Seharusnya kita belajar dari Desa Dukuh sebagaimana mereka memanfaatkan lingkungan yang ada disekitar mereka untuk diolah dan diolah kembali. Tak hanya itu, mereka masih mau merawat lingkungan dan alam yang ada di sekitar mereka. Dengan bantuan dari Conservation International sekarang sudah ada komposter yang dibagikan disetiap rumah; untuk sementara masih ada 15 kepala keluarga yang mendapatkan alat komposter untuk mengolah sampah organik menjadi pupuk kompos cair, bahkan sampah plastik pun dapat di ubah menjadi bahan bakar yang setiap harinya diperlukan. Sebagian warga sudah mulai berinovasi untuk memasarkan produk-produk seperti gula semut, pula di bantu oleh CI dalam pembuatan packaging.
Pesan, kesan, sekaligus ilmu yang saya dapat dari CI dan warga Bahel merupakan satu paket spesial yang dihadiahkan kepada saya. Kita sebagai penghuni alam raya ini harusnya lebih peka terhadap alam. Kita tidak akan pernah tau alam akan berbuat apa ke depannya untuk anak cucu kita nanti. Tidak perlu melakukan sesuatu yang besar untuk bertindak merawat alam, karena melalui hal-hal kecil akan sangat bermanfaat dan besar dampaknya untuk orang-orang di sekitar kita.
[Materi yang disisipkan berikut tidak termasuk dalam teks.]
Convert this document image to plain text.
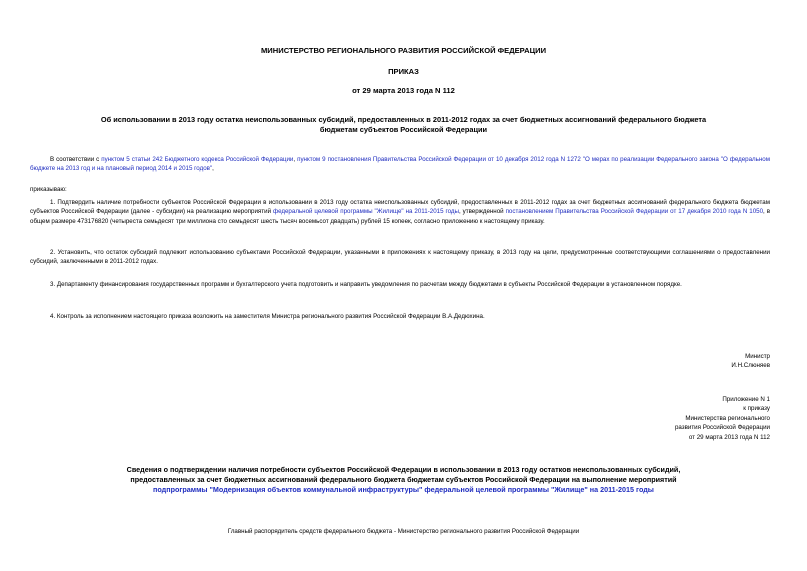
МИНИСТЕРСТВО РЕГИОНАЛЬНОГО РАЗВИТИЯ РОССИЙСКОЙ ФЕДЕРАЦИИ
ПРИКАЗ
от 29 марта 2013 года N 112
Об использовании в 2013 году остатка неиспользованных субсидий, предоставленных в 2011-2012 годах за счет бюджетных ассигнований федерального бюджета
бюджетам субъектов Российской Федерации
В соответствии с пунктом 5 статьи 242 Бюджетного кодекса Российской Федерации, пунктом 9 постановления Правительства Российской Федерации от 10 декабря 2012 года N 1272 "О мерах по реализации Федерального закона "О федеральном бюджете на 2013 год и на плановый период 2014 и 2015 годов",
приказываю:
1. Подтвердить наличие потребности субъектов Российской Федерации в использовании в 2013 году остатка неиспользованных субсидий, предоставленных в 2011-2012 годах за счет бюджетных ассигнований федерального бюджета бюджетам субъектов Российской Федерации (далее - субсидии) на реализацию мероприятий федеральной целевой программы "Жилище" на 2011-2015 годы, утвержденной постановлением Правительства Российской Федерации от 17 декабря 2010 года N 1050, в общем размере 473176820 (четыреста семьдесят три миллиона сто семьдесят шесть тысяч восемьсот двадцать) рублей 15 копеек, согласно приложению к настоящему приказу.
2. Установить, что остаток субсидий подлежит использованию субъектами Российской Федерации, указанными в приложениях к настоящему приказу, в 2013 году на цели, предусмотренные соответствующими соглашениями о предоставлении субсидий, заключенными в 2011-2012 годах.
3. Департаменту финансирования государственных программ и бухгалтерского учета подготовить и направить уведомления по расчетам между бюджетами в субъекты Российской Федерации в установленном порядке.
4. Контроль за исполнением настоящего приказа возложить на заместителя Министра регионального развития Российской Федерации В.А.Дедюхина.
Министр
И.Н.Слюняев
Приложение N 1
к приказу
Министерства регионального
развития Российской Федерации
от 29 марта 2013 года N 112
Сведения о подтверждении наличия потребности субъектов Российской Федерации в использовании в 2013 году остатков неиспользованных субсидий,
предоставленных за счет бюджетных ассигнований федерального бюджета бюджетам субъектов Российской Федерации на выполнение мероприятий
подпрограммы "Модернизация объектов коммунальной инфраструктуры" федеральной целевой программы "Жилище" на 2011-2015 годы
Главный распорядитель средств федерального бюджета - Министерство регионального развития Российской Федерации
Seperti jangan membuang sampah sembarangan misalnya, membiasakan diri untuk bebas dari sampah plastik dengan membawa tumbler setiap hari, atau berbagi dengan sesama meski hanya dengan segaris indah yang tersemai di atas bibir: semua itu merupakan serangkaian dari hati untuk lebih peduli terhadap apa-apa yang ada di kanan-kiri kita. Jika kita ikhlas membantu tanpa membeda-bedakan siapa mereka, seperti apa rupanya, atau dimana tinggalnya atau seperti apa permasalahan mereka atau berapa banyak rupiah yang akan kita raih dari mereka yang membutuhkan, maka kitalah orang-orang yang akan selalu ditunggu-tunggu oleh mereka di masa depan, meskipun nantinya nama kita akan berupa sejarah.
“Hal besar tidak akan pernah kita raih,
jika kita abai akan hal-hal kecil yang dapat membesarkan nama-nama mimpi”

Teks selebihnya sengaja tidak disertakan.